Saturday, October 10, 2015

Review: THE DOMINO KILLER

THE DOMINO KILLER by Neil White (Sphere, 2015)

Reviewed by Craig Sisterson

DC Sam Parker investigates the brutal killing of a man in a local park, who evidence later places at a prior murder, while his brother Joe, a defence lawyer, thinks he's found the culprit who killed their sister almost two decades ago: Joe's new client. 

Some crime novels grab you immediately, with an obviously distinctive style, character or premise. Others grow on you as the pages turn, as you get deeper into the story and  characters. For me THE DOMINO KILLER, Neil White's ninth crime novel (and third to star the Parker brothers), fell into the latter category, going from 'hmmm... promising, I'm intrigued' to 'I'm really enjoying this' to 'ah, very nicely done - I'll definitely be back for more' as I followed along the story.

It all starts with an unassuming man waiting on a park bench in Manchester as night falls, flowers in hand: hopeful, nervous, and expectant. But rather than a first date or secret lover, he's met with a hammer. Detective Constable Sam Parker of Manchester's Major Incident Team is assigned to the murder, which at first seems as random and unexplained as it is vicious and bloody. Meanwhile Sam's brother Joe, who also works within the criminal justice system, but 'on the other side' as a criminal defence counsel, is electrified when he looks into the eyes of his newest client; a man with a clean record who's accused of stealing his own car from the police impound, only to later torch it. Joe is certain he's seen those eyes before - on a teenage face who glanced at 18-year-old Joe before following Joe's little sister Ellie down a path that was a short-cut home; Ellie was never seen alive again, an incident that's haunted Joe, Sam, and others for 17 years.

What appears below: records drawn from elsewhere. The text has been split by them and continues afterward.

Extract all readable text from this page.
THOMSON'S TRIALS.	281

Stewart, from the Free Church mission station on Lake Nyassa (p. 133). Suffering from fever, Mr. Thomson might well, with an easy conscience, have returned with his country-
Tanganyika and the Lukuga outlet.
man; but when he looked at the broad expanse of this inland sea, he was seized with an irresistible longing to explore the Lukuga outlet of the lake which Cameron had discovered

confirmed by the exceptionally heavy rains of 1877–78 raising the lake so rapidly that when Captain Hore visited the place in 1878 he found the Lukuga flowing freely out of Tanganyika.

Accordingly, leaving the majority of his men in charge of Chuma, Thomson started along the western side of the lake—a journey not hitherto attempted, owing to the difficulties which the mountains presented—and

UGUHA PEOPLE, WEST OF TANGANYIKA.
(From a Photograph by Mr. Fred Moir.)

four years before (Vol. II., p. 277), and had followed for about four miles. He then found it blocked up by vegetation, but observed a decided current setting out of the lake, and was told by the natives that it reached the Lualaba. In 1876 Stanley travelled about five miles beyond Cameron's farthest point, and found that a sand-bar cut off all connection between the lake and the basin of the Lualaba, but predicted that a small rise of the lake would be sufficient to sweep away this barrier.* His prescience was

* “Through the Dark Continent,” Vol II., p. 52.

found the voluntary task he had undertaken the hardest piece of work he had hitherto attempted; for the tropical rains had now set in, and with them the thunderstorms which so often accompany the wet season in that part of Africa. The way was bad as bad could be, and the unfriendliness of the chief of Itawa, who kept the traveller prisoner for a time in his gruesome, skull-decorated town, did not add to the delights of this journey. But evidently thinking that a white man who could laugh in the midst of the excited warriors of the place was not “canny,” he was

It was Ellie Parker's murder that inspired both Sam and Joe to follow careers in criminal justice, if from different perspectives. But Joe has been hiding a secret from everyone closest to him since that fateful day, and the events in THE DOMINO KILLER bring that secret to the surface, with chilling results.

Neil White can tell a gripping crime tale, but for me it is really the relationships between his characters and the ways in which they respond to events where he excels most. I hadn't read any of his Parker brothers books before, so I didn't have any background to the characters and 'came in clean', so to speak.

Perhaps because of this, at the beginning I found myself enjoying THE DOMINO KILLER, and intrigued by what was going on and what might happen (White sets the hooks well), without being particularly blown away. The book fits nicely into the British police procedural subgenre - of which there are a sea of offerings. White writes in a straightforward style, so the elegance of the plotting and the depth of the characters, in particular, kind of sneaks up on the reader. Or this one, at least. Both Joe and Sam are very interesting characters - the more I got to know them, the more I was curious about them.

An understandable moment of teenage fear has gnawed away at Joe for 17 years, and as it's finally revealed in THE DOMINO KILLER, it undercuts how many people feel about Joe, and how he feels about himself. Neil White does a terrific job at demonstrating how all sorts of relationships - family, friends, colleagues - can be threatened by past secrets, and how everyone involved doesn't quite know what to think and how to act. There's anger, frustration, pain, in amongst the care and love and concern. Joe isn't the only one keeping a secret in THE DOMINO KILLER, so it's a theme that the reader gets to experience throughout the book.

There's a real humanity to the characters in THE DOMINO KILLER, despite the book having a particularly disturbing and chilling killer at its core. Life gets messy, people make mistakes... so what do you do then?

Even though I thought I had a lot of things worked out quite early, plot-wise, White impressively keeps up the intrigue and narrative drive, building to an exciting climax and throwing in some lovely twists. Quite where the events in THE DOMINO KILLER leave the Parker family is beautifully unclear.